Really, clothing does have a powerful influence on our sense of self. In an ideal world, we would see people for their intellect, intelligence and unique contributions to society, but instead we live in a world where appearance matters. Like it or not, people judge us on our clothing choices, for better or worse. We can either use our clothing to present ourselves in the best light possible or we can hide ourselves under layers of someone else's expectation.
After getting rid of half my clothes, I put more thought into my purchases. When we go shopping, what are our motivating factors? Price? Style? Comfort? I started evaluating my purchases based on how they made me feel. Clothes that make me feel confident get a pass while those that leave me feeling like an imposter stay on the rack. Using this staunch new set of criteria, I buy fewer clothes, but I also wear everything in my closet regularly.

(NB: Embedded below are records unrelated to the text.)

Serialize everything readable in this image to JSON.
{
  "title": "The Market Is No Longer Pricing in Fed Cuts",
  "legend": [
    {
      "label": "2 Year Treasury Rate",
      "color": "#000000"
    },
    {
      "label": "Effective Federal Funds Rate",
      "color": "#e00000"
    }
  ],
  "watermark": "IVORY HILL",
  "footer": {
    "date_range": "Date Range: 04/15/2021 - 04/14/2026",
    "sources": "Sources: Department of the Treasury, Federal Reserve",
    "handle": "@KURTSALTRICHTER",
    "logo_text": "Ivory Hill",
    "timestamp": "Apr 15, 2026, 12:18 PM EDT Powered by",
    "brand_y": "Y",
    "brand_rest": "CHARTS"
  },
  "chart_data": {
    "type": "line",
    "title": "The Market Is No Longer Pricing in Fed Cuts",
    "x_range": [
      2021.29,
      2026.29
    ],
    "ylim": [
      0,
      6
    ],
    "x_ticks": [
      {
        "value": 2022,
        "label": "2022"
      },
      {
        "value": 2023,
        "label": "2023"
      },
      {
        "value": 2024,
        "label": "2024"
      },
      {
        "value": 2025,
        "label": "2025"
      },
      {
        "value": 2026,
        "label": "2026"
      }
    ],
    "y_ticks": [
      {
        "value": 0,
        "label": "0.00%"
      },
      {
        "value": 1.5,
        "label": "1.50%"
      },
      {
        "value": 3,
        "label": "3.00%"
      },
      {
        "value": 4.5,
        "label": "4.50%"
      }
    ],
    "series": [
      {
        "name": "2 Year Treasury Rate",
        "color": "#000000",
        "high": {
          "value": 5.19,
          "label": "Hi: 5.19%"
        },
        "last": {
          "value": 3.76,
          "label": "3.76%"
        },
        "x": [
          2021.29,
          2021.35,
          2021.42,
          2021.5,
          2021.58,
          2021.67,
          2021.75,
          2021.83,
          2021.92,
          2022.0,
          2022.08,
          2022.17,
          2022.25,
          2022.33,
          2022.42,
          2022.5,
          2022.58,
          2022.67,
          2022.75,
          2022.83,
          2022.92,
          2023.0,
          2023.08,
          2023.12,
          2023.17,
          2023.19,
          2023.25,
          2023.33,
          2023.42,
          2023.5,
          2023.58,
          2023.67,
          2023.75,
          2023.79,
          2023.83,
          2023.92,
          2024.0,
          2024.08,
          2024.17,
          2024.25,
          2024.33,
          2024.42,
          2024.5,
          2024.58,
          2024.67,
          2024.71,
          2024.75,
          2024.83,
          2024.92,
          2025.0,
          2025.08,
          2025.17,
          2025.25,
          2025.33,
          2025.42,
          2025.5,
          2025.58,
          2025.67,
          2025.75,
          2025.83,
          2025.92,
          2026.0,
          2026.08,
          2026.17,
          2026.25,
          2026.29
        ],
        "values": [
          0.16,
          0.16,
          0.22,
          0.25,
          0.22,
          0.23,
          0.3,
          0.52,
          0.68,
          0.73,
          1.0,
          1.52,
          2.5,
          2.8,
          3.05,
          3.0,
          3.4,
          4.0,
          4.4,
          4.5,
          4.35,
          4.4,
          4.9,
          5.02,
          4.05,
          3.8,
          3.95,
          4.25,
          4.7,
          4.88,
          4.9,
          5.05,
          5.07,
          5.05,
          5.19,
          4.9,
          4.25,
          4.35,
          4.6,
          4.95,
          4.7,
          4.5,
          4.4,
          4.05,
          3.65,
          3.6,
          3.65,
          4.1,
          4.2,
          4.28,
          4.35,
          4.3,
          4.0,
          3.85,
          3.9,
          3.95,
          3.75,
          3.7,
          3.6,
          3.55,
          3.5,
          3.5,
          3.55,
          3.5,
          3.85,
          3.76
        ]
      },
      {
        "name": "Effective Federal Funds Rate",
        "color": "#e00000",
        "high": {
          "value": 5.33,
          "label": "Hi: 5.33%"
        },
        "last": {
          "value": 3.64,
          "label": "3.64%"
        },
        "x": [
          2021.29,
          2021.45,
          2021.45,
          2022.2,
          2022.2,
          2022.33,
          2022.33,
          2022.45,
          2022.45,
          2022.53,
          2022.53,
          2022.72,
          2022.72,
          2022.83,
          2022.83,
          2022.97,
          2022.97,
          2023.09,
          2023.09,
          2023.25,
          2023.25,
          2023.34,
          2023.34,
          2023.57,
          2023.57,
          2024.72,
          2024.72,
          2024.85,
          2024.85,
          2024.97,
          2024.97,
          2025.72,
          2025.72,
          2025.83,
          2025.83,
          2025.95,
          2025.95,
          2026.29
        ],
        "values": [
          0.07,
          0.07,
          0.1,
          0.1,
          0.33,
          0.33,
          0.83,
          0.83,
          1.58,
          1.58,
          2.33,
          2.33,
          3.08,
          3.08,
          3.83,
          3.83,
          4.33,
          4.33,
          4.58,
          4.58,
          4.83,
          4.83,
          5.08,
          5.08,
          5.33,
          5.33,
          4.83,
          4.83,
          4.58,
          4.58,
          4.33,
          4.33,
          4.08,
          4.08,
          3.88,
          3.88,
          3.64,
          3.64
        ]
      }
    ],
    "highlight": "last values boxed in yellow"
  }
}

There's more to life than filling our homes full of stuff we don't need. Freeing ourselves up from the clutter is an empowering experience. The most interesting part of giving away half my closet was that I didn't miss anything afterwards. In fact, I can't even remember now what I gave up. Turns out, all that stuff wasn't that important.
Give away half your closet. You won't regret it. There's beauty in simplicity, and there's freedom in only buying the things that make you happy. In the end, it's not about who had more as much as who lived best. Live best with less stuff.